Every Tennessee bankruptcy filing presents courts with unique circumstances to consider. A case between a dentist and a patient awarded a judgment for malpractice illustrates one of the problems that can arise between debtors and creditors. In this case before the U.S. Court of Appeals for the 9th Circuit, the judges needed to decide if the legal concept of equitable tolling supported the creditor’s claim.
The dentist had transferred his condominium into a trust after filing for Chapter 13 bankruptcy. The court dismissed his first two requests for Chapter 13 protection. By the time he filed a third petition under Chapter 7, more than one year had passed since he removed himself from ownership of the condominium.
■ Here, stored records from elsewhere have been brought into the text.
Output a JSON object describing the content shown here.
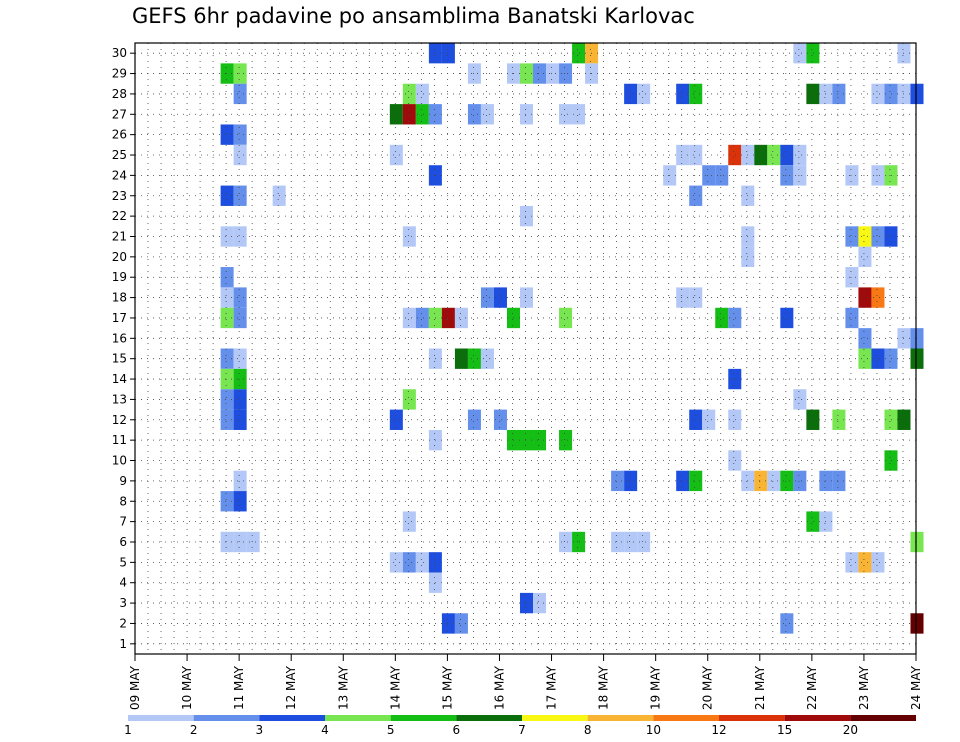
{
  "chart_data": {
    "type": "heatmap",
    "title": "GEFS 6hr padavine po ansamblima Banatski Karlovac",
    "x_tick_labels": [
      "09 MAY",
      "10 MAY",
      "11 MAY",
      "12 MAY",
      "13 MAY",
      "14 MAY",
      "15 MAY",
      "16 MAY",
      "17 MAY",
      "18 MAY",
      "19 MAY",
      "20 MAY",
      "21 MAY",
      "22 MAY",
      "23 MAY",
      "24 MAY"
    ],
    "y_tick_labels": [
      "1",
      "2",
      "3",
      "4",
      "5",
      "6",
      "7",
      "8",
      "9",
      "10",
      "11",
      "12",
      "13",
      "14",
      "15",
      "16",
      "17",
      "18",
      "19",
      "20",
      "21",
      "22",
      "23",
      "24",
      "25",
      "26",
      "27",
      "28",
      "29",
      "30"
    ],
    "x_range": [
      "09 MAY 00",
      "24 MAY 00"
    ],
    "y_range": [
      1,
      30
    ],
    "grid": true,
    "colorbar": {
      "labels": [
        "1",
        "2",
        "3",
        "4",
        "5",
        "6",
        "7",
        "8",
        "10",
        "12",
        "15",
        "20"
      ],
      "colors": [
        "#b4c8f8",
        "#6490ec",
        "#1e4ee0",
        "#78e650",
        "#14be14",
        "#0a6e0a",
        "#f8f814",
        "#f8b432",
        "#f87814",
        "#dc320a",
        "#a00a0a",
        "#640000"
      ]
    },
    "cells": [
      {
        "member": 30,
        "cells": [
          [
            23,
            "c3"
          ],
          [
            24,
            "c3"
          ],
          [
            34,
            "c5"
          ],
          [
            35,
            "c8"
          ],
          [
            51,
            "c1"
          ],
          [
            52,
            "c5"
          ],
          [
            59,
            "c1"
          ]
        ]
      },
      {
        "member": 29,
        "cells": [
          [
            7,
            "c5"
          ],
          [
            8,
            "c4"
          ],
          [
            26,
            "c1"
          ],
          [
            29,
            "c1"
          ],
          [
            30,
            "c4"
          ],
          [
            31,
            "c2"
          ],
          [
            32,
            "c1"
          ],
          [
            33,
            "c2"
          ],
          [
            35,
            "c1"
          ]
        ]
      },
      {
        "member": 28,
        "cells": [
          [
            8,
            "c2"
          ],
          [
            21,
            "c4"
          ],
          [
            22,
            "c1"
          ],
          [
            38,
            "c3"
          ],
          [
            39,
            "c1"
          ],
          [
            42,
            "c3"
          ],
          [
            43,
            "c5"
          ],
          [
            52,
            "c6"
          ],
          [
            53,
            "c1"
          ],
          [
            54,
            "c2"
          ],
          [
            57,
            "c1"
          ],
          [
            58,
            "c2"
          ],
          [
            59,
            "c1"
          ],
          [
            60,
            "c3"
          ]
        ]
      },
      {
        "member": 27,
        "cells": [
          [
            20,
            "c6"
          ],
          [
            21,
            "c11"
          ],
          [
            22,
            "c5"
          ],
          [
            23,
            "c2"
          ],
          [
            26,
            "c2"
          ],
          [
            27,
            "c1"
          ],
          [
            30,
            "c1"
          ],
          [
            33,
            "c1"
          ],
          [
            34,
            "c1"
          ]
        ]
      },
      {
        "member": 26,
        "cells": [
          [
            7,
            "c3"
          ],
          [
            8,
            "c2"
          ]
        ]
      },
      {
        "member": 25,
        "cells": [
          [
            8,
            "c1"
          ],
          [
            20,
            "c1"
          ],
          [
            42,
            "c1"
          ],
          [
            43,
            "c1"
          ],
          [
            46,
            "c10"
          ],
          [
            47,
            "c1"
          ],
          [
            48,
            "c6"
          ],
          [
            49,
            "c4"
          ],
          [
            50,
            "c3"
          ],
          [
            51,
            "c1"
          ]
        ]
      },
      {
        "member": 24,
        "cells": [
          [
            23,
            "c3"
          ],
          [
            41,
            "c1"
          ],
          [
            44,
            "c2"
          ],
          [
            45,
            "c2"
          ],
          [
            50,
            "c2"
          ],
          [
            51,
            "c1"
          ],
          [
            55,
            "c1"
          ],
          [
            57,
            "c1"
          ],
          [
            58,
            "c4"
          ]
        ]
      },
      {
        "member": 23,
        "cells": [
          [
            7,
            "c3"
          ],
          [
            8,
            "c2"
          ],
          [
            11,
            "c1"
          ],
          [
            43,
            "c2"
          ],
          [
            47,
            "c1"
          ]
        ]
      },
      {
        "member": 22,
        "cells": [
          [
            30,
            "c1"
          ]
        ]
      },
      {
        "member": 21,
        "cells": [
          [
            7,
            "c1"
          ],
          [
            8,
            "c1"
          ],
          [
            21,
            "c1"
          ],
          [
            47,
            "c1"
          ],
          [
            55,
            "c2"
          ],
          [
            56,
            "c7"
          ],
          [
            57,
            "c2"
          ],
          [
            58,
            "c3"
          ]
        ]
      },
      {
        "member": 20,
        "cells": [
          [
            47,
            "c1"
          ],
          [
            56,
            "c1"
          ]
        ]
      },
      {
        "member": 19,
        "cells": [
          [
            7,
            "c2"
          ],
          [
            55,
            "c1"
          ]
        ]
      },
      {
        "member": 18,
        "cells": [
          [
            7,
            "c1"
          ],
          [
            8,
            "c2"
          ],
          [
            27,
            "c2"
          ],
          [
            28,
            "c3"
          ],
          [
            30,
            "c1"
          ],
          [
            42,
            "c1"
          ],
          [
            43,
            "c1"
          ],
          [
            56,
            "c11"
          ],
          [
            57,
            "c9"
          ]
        ]
      },
      {
        "member": 17,
        "cells": [
          [
            7,
            "c4"
          ],
          [
            8,
            "c2"
          ],
          [
            21,
            "c1"
          ],
          [
            22,
            "c2"
          ],
          [
            23,
            "c4"
          ],
          [
            24,
            "c11"
          ],
          [
            25,
            "c1"
          ],
          [
            29,
            "c5"
          ],
          [
            33,
            "c4"
          ],
          [
            45,
            "c5"
          ],
          [
            46,
            "c2"
          ],
          [
            50,
            "c3"
          ],
          [
            55,
            "c2"
          ]
        ]
      },
      {
        "member": 16,
        "cells": [
          [
            56,
            "c2"
          ],
          [
            59,
            "c1"
          ],
          [
            60,
            "c2"
          ]
        ]
      },
      {
        "member": 15,
        "cells": [
          [
            7,
            "c2"
          ],
          [
            8,
            "c1"
          ],
          [
            23,
            "c1"
          ],
          [
            25,
            "c6"
          ],
          [
            26,
            "c5"
          ],
          [
            27,
            "c1"
          ],
          [
            56,
            "c4"
          ],
          [
            57,
            "c3"
          ],
          [
            58,
            "c2"
          ],
          [
            60,
            "c6"
          ]
        ]
      },
      {
        "member": 14,
        "cells": [
          [
            7,
            "c4"
          ],
          [
            8,
            "c5"
          ],
          [
            46,
            "c3"
          ]
        ]
      },
      {
        "member": 13,
        "cells": [
          [
            7,
            "c2"
          ],
          [
            8,
            "c3"
          ],
          [
            21,
            "c4"
          ],
          [
            51,
            "c1"
          ]
        ]
      },
      {
        "member": 12,
        "cells": [
          [
            7,
            "c2"
          ],
          [
            8,
            "c3"
          ],
          [
            20,
            "c3"
          ],
          [
            26,
            "c2"
          ],
          [
            28,
            "c2"
          ],
          [
            43,
            "c3"
          ],
          [
            44,
            "c1"
          ],
          [
            46,
            "c1"
          ],
          [
            52,
            "c6"
          ],
          [
            54,
            "c4"
          ],
          [
            58,
            "c4"
          ],
          [
            59,
            "c6"
          ]
        ]
      },
      {
        "member": 11,
        "cells": [
          [
            23,
            "c1"
          ],
          [
            29,
            "c5"
          ],
          [
            30,
            "c5"
          ],
          [
            31,
            "c5"
          ],
          [
            33,
            "c5"
          ]
        ]
      },
      {
        "member": 10,
        "cells": [
          [
            46,
            "c1"
          ],
          [
            58,
            "c5"
          ]
        ]
      },
      {
        "member": 9,
        "cells": [
          [
            8,
            "c1"
          ],
          [
            37,
            "c2"
          ],
          [
            38,
            "c3"
          ],
          [
            42,
            "c3"
          ],
          [
            43,
            "c5"
          ],
          [
            47,
            "c1"
          ],
          [
            48,
            "c8"
          ],
          [
            49,
            "c1"
          ],
          [
            50,
            "c5"
          ],
          [
            51,
            "c2"
          ],
          [
            53,
            "c2"
          ],
          [
            54,
            "c2"
          ]
        ]
      },
      {
        "member": 8,
        "cells": [
          [
            7,
            "c2"
          ],
          [
            8,
            "c3"
          ]
        ]
      },
      {
        "member": 7,
        "cells": [
          [
            21,
            "c1"
          ],
          [
            52,
            "c5"
          ],
          [
            53,
            "c1"
          ]
        ]
      },
      {
        "member": 6,
        "cells": [
          [
            7,
            "c1"
          ],
          [
            8,
            "c1"
          ],
          [
            9,
            "c1"
          ],
          [
            33,
            "c1"
          ],
          [
            34,
            "c5"
          ],
          [
            37,
            "c1"
          ],
          [
            38,
            "c1"
          ],
          [
            39,
            "c1"
          ],
          [
            60,
            "c4"
          ]
        ]
      },
      {
        "member": 5,
        "cells": [
          [
            20,
            "c1"
          ],
          [
            21,
            "c2"
          ],
          [
            22,
            "c1"
          ],
          [
            23,
            "c3"
          ],
          [
            55,
            "c1"
          ],
          [
            56,
            "c8"
          ],
          [
            57,
            "c1"
          ]
        ]
      },
      {
        "member": 4,
        "cells": [
          [
            23,
            "c1"
          ]
        ]
      },
      {
        "member": 3,
        "cells": [
          [
            30,
            "c3"
          ],
          [
            31,
            "c1"
          ]
        ]
      },
      {
        "member": 2,
        "cells": [
          [
            24,
            "c3"
          ],
          [
            25,
            "c2"
          ],
          [
            50,
            "c2"
          ],
          [
            60,
            "c12"
          ]
        ]
      },
      {
        "member": 1,
        "cells": [
          []
        ]
      }
    ]
  }
}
This elapsed time period protected the property from consideration as a bankruptcy asset. The man seeking compensation for malpractice appealed the bankruptcy court’s discharge of the case on the grounds that the dentist had violated the law by hindering his creditors.
On appeal, the court decided that equitable tolling did not apply to the time that had elapsed since the property transfer. The court explained that equitable tolling applied to time periods that served as statutes of limitations. The appellate panel ruled that the one-year period only set restrictions upon the debtor’s actions and not claims by creditors.
As this case demonstrates, there are a variety of laws that apply to Chapter 7, and the failure to abide by them can result in a dismissal of a petition or a failure to receive a discharge. An attorney can explain what particular rules a client will be required to follow before a petition is filed.